The following solutions use pyspark, but I assume the code in Scala would be similar.

First option is to set the following when you initialise your SparkConf:

conf = SparkConf()
conf.set("spark.hadoop.mapred.output.compress", "true")
conf.set("spark.hadoop.mapred.output.compression.codec", "org.apache.hadoop.io.compress.GzipCodec")
conf.set("spark.hadoop.mapred.output.compression.type", "BLOCK")

With the code above any file you produce using that sparkContext is automatically compressed using gzip.

Second option, if you want to compress only selected files within your context. Lets say "df" is your dataframe and filename your destination:

df_rdd = self.df.toJSON() 
df_rdd.saveAsTextFile(filename,compressionCodecClass="org.apache.hadoop.io.compress.GzipCodec")

Setting compression options on a SparkConf is NOT a good practice, as the accepted answer. It changed the behaviour globally instead of indicating the settings on a per-file basis. The truth is, explicit is always better than implicit. There are also some cases where users cannot manipulate the context configuration easily, like spark-shell or in codes designed as a submodule of another.

The correct way

Writing DataFrame with compression is supported since Spark 1.4. Several ways to achieve that:

One

df.write.json("filename.json", compression="gzip")

That's it! Just use DataFrameWriter.json() as you wish.

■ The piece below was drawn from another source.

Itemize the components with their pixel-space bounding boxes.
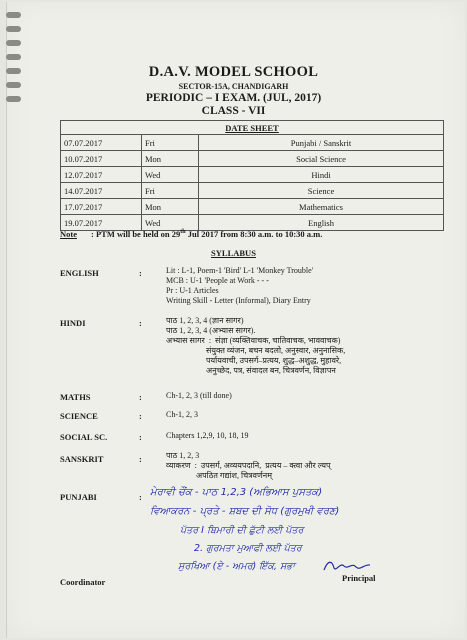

The magic is hidden in the code pyspark/sql/readwriter.py

@since(1.4)
def json(self, path, mode=None, compression=None, dateFormat=None, timestampFormat=None):
    """Saves the content of the :class:`DataFrame` in JSON format
    (`JSON Lines text format or newline-delimited JSON <http://jsonlines.org/>`_) at the
    specified path.

    :param path: the path in any Hadoop supported file system
    :param mode: ...

    :param compression: compression codec to use when saving to file. This can be one of the
                        known case-insensitive shorten names (none, bzip2, gzip, lz4,
                        snappy and deflate).
    :param dateFormat: ...
    :param timestampFormat: ...

    >>> df.write.json(os.path.join(tempfile.mkdtemp(), 'data'))
    """
    self.mode(mode)
    self._set_opts(
        compression=compression, dateFormat=dateFormat, timestampFormat=timestampFormat)
    self._jwrite.json(path)

Supported compression formats are bzip2, gzip, lz4, snappy and deflate, case insensitive.

The scala API should be the same.

Another

df.write.options(compression="gzip").json("filename.json")

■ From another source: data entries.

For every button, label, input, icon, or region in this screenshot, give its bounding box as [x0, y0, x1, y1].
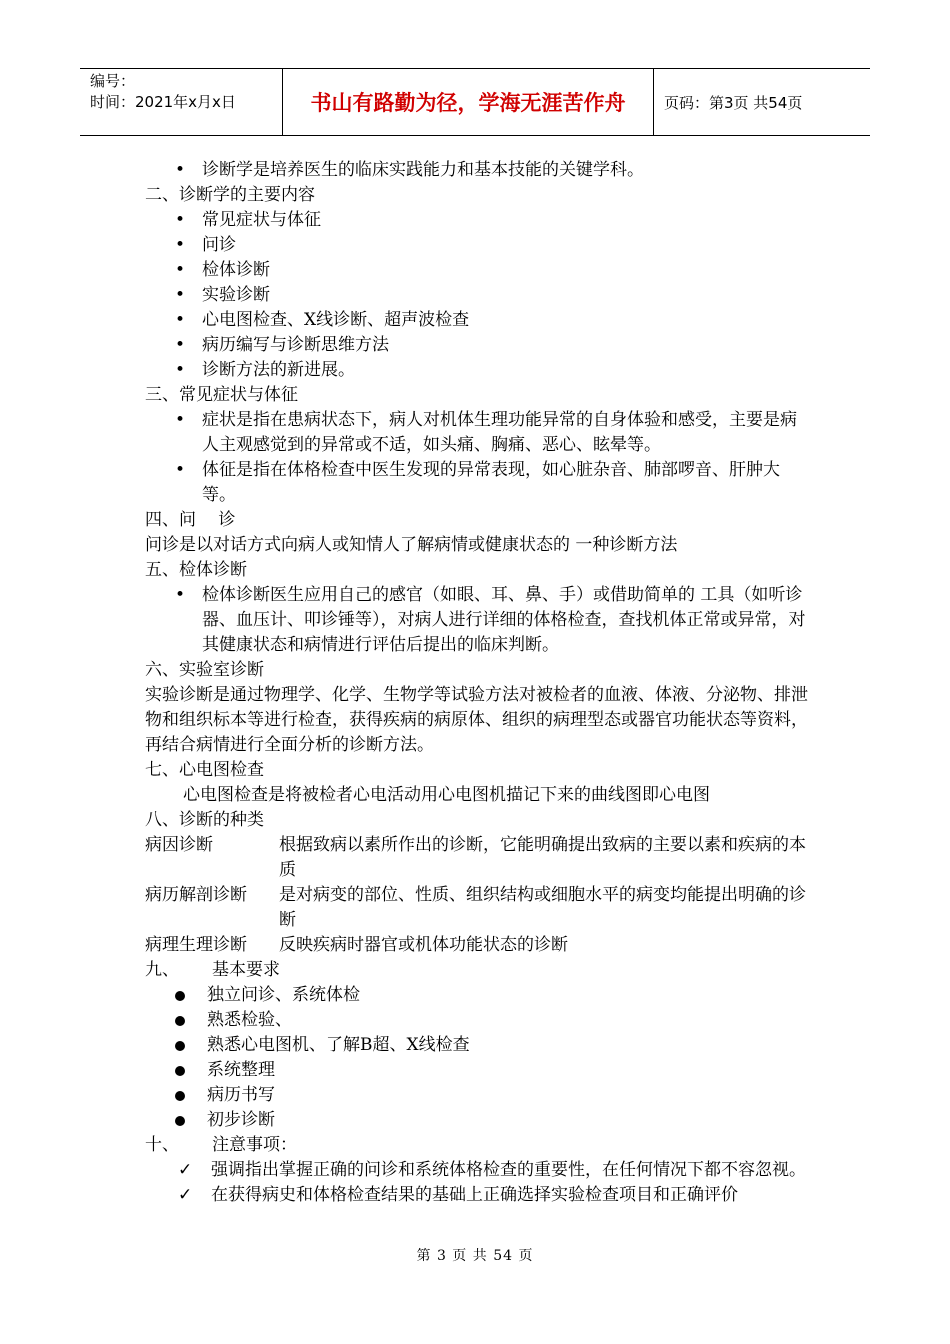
section-title: 注意事项： [212, 1135, 297, 1155]
section-number: 九、 [145, 960, 179, 980]
diagnosis-type-text: 是对病变的部位、性质、组织结构或细胞水平的病变均能提出明确的诊断 [279, 885, 806, 930]
diagnosis-type-row [145, 833, 810, 883]
bullet-dot-icon [175, 1016, 185, 1026]
document-body [145, 158, 810, 1208]
section-heading: 七、心电图检查 [145, 760, 264, 780]
list-item: • 症状是指在患病状态下，病人对机体生理功能异常的自身体验和感受，主要是病人主观感觉到的异常或不适，如头痛、胸痛、恶心、眩晕等。 [145, 408, 810, 458]
list-item [145, 1183, 810, 1208]
list-item: • 心电图检查、X线诊断、超声波检查 [145, 308, 810, 333]
list-item: • 病历编写与诊断思维方法 [145, 333, 810, 358]
list-item: • 问诊 [145, 233, 810, 258]
bullet-dot-icon [175, 1091, 185, 1101]
diagnosis-type-label: 病因诊断 [145, 835, 213, 855]
section-heading: 二、诊断学的主要内容 [145, 185, 315, 205]
section-heading [145, 958, 810, 983]
section-heading: 六、实验室诊断 [145, 660, 264, 680]
header-page-info: 页码：第3页 共54页 [664, 93, 803, 112]
paragraph: 心电图检查是将被检者心电活动用心电图机描记下来的曲线图即心电图 [183, 785, 710, 805]
list-item-text: 熟悉检验、 [207, 1010, 292, 1030]
list-item-text: 强调指出掌握正确的问诊和系统体格检查的重要性，在任何情况下都不容忽视。 [211, 1160, 806, 1180]
list-item: • 检体诊断 [145, 258, 810, 283]
bullet-dot-icon [175, 1066, 185, 1076]
header-meta [80, 69, 283, 135]
section-heading [145, 1133, 810, 1158]
list-item: • 体征是指在体格检查中医生发现的异常表现，如心脏杂音、肺部啰音、肝肿大等。 [145, 458, 810, 508]
checkmark-icon: ✓ [178, 1160, 193, 1180]
section-heading: 四、问 诊 [145, 510, 236, 530]
list-item-text: 初步诊断 [207, 1110, 275, 1130]
list-item [145, 1108, 810, 1133]
list-item: • 诊断学是培养医生的临床实践能力和基本技能的关键学科。 [145, 158, 810, 183]
list-item [145, 1008, 810, 1033]
diagnosis-type-text: 反映疾病时器官或机体功能状态的诊断 [279, 935, 568, 955]
list-item [145, 1158, 810, 1183]
serial-label: 编号： [90, 72, 136, 90]
bullet-dot-icon [175, 991, 185, 1001]
list-item: • 检体诊断医生应用自己的感官（如眼、耳、鼻、手）或借助简单的 工具（如听诊器、血压计、叩诊锤等），对病人进行详细的体格检查，查找机体正常或异常，对其健康状态和病情进行评估后提出的临床判断。 [145, 583, 810, 658]
section-number: 十、 [145, 1135, 179, 1155]
bullet-dot-icon [175, 1041, 185, 1051]
header-motto: 书山有路勤为径，学海无涯苦作舟 [283, 69, 654, 135]
list-item [145, 1058, 810, 1083]
list-item: • 常见症状与体征 [145, 208, 810, 233]
time-label: 时间：2021年x月x日 [90, 93, 236, 111]
list-item-text: 病历书写 [207, 1085, 275, 1105]
diagnosis-type-text: 根据致病以素所作出的诊断，它能明确提出致病的主要以素和疾病的本质 [279, 835, 806, 880]
list-item-text: 系统整理 [207, 1060, 275, 1080]
checkmark-icon: ✓ [178, 1185, 193, 1205]
paragraph: 实验诊断是通过物理学、化学、生物学等试验方法对被检者的血液、体液、分泌物、排泄物和组织标本等进行检查，获得疾病的病原体、组织的病理型态或器官功能状态等资料，再结合病情进行全面分析的诊断方法。 [145, 685, 808, 755]
section-heading: 五、检体诊断 [145, 560, 247, 580]
list-item: • 诊断方法的新进展。 [145, 358, 810, 383]
list-item-text: 熟悉心电图机、了解B超、X线检查 [207, 1035, 470, 1055]
list-item-text: 独立问诊、系统体检 [207, 985, 360, 1005]
diagnosis-type-row [145, 883, 810, 933]
list-item [145, 1033, 810, 1058]
paragraph: 问诊是以对话方式向病人或知情人了解病情或健康状态的 一种诊断方法 [145, 535, 678, 555]
list-item: • 实验诊断 [145, 283, 810, 308]
diagnosis-type-label: 病理生理诊断 [145, 935, 247, 955]
page-header [80, 68, 870, 136]
section-heading: 八、诊断的种类 [145, 810, 264, 830]
diagnosis-type-label: 病历解剖诊断 [145, 885, 247, 905]
bullet-dot-icon [175, 1116, 185, 1126]
section-title: 基本要求 [212, 960, 280, 980]
list-item [145, 1083, 810, 1108]
diagnosis-type-row [145, 933, 810, 958]
list-item-text: 在获得病史和体格检查结果的基础上正确选择实验检查项目和正确评价 [211, 1185, 738, 1205]
section-heading: 三、常见症状与体征 [145, 385, 298, 405]
page-footer: 第 3 页 共 54 页 [416, 1248, 534, 1264]
list-item [145, 983, 810, 1008]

Similar as above. more options can be suppied as keyword arguments. available since Spark 1.4.

Third

df.write.option("compression", "gzip").json("filename.json")

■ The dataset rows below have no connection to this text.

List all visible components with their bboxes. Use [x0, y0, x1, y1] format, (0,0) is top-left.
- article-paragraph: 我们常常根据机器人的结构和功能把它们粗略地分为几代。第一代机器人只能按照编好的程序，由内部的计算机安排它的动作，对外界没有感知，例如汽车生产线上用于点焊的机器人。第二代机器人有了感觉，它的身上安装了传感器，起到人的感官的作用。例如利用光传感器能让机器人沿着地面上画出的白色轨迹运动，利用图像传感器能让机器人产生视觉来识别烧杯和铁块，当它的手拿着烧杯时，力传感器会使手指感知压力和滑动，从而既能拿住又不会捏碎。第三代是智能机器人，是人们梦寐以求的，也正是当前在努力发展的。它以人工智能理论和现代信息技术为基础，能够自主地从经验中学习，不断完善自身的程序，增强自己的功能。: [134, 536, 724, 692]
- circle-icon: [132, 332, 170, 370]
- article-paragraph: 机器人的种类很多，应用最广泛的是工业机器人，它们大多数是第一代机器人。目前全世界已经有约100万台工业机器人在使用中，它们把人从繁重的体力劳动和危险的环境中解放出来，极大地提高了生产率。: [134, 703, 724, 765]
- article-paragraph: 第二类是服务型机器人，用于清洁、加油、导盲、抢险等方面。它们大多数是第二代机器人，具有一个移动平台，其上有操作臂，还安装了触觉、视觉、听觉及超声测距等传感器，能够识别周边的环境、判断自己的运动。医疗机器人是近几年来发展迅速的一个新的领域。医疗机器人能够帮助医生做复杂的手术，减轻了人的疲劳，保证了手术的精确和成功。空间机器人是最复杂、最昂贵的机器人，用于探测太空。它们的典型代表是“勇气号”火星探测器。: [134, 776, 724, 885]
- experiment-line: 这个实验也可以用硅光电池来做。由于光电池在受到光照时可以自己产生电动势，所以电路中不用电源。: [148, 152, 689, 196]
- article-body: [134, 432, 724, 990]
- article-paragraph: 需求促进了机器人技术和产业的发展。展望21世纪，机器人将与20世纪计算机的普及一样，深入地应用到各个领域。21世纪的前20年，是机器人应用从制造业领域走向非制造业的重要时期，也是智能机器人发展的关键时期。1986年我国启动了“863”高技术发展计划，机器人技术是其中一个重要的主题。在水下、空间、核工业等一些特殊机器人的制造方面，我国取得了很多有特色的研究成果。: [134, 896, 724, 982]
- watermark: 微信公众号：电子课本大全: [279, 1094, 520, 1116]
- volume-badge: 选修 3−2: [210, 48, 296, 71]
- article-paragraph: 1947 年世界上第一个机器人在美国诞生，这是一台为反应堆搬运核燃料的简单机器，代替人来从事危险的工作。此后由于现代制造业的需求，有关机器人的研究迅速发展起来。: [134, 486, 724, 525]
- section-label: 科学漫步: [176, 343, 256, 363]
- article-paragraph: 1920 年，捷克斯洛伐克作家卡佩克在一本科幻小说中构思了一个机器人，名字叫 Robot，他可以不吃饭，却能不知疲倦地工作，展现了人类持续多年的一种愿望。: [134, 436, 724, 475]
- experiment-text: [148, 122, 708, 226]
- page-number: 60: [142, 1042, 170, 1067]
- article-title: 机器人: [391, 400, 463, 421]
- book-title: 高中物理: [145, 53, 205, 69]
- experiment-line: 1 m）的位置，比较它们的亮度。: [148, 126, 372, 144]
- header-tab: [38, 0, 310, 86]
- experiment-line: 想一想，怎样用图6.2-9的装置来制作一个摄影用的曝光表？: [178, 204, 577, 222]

DataFrameWriter.option() is added since Spark 1.5. Only one parameter could be added at a time.


With Spark 2.X (and maybe earlier, I did not test) there is a simpler way to write a compressed JSON, which does not require changing the configuration:

val df: DataFrame = ...
df.write.option("compression", "gzip").json("/foo/bar")

This also works for CSV and for Parquet, just use .csv() and .parquet() instead of .json() to write the file after setting the compression option.

The possible codecs are: none, bzip2, deflate, gzip, lz4 and snappy.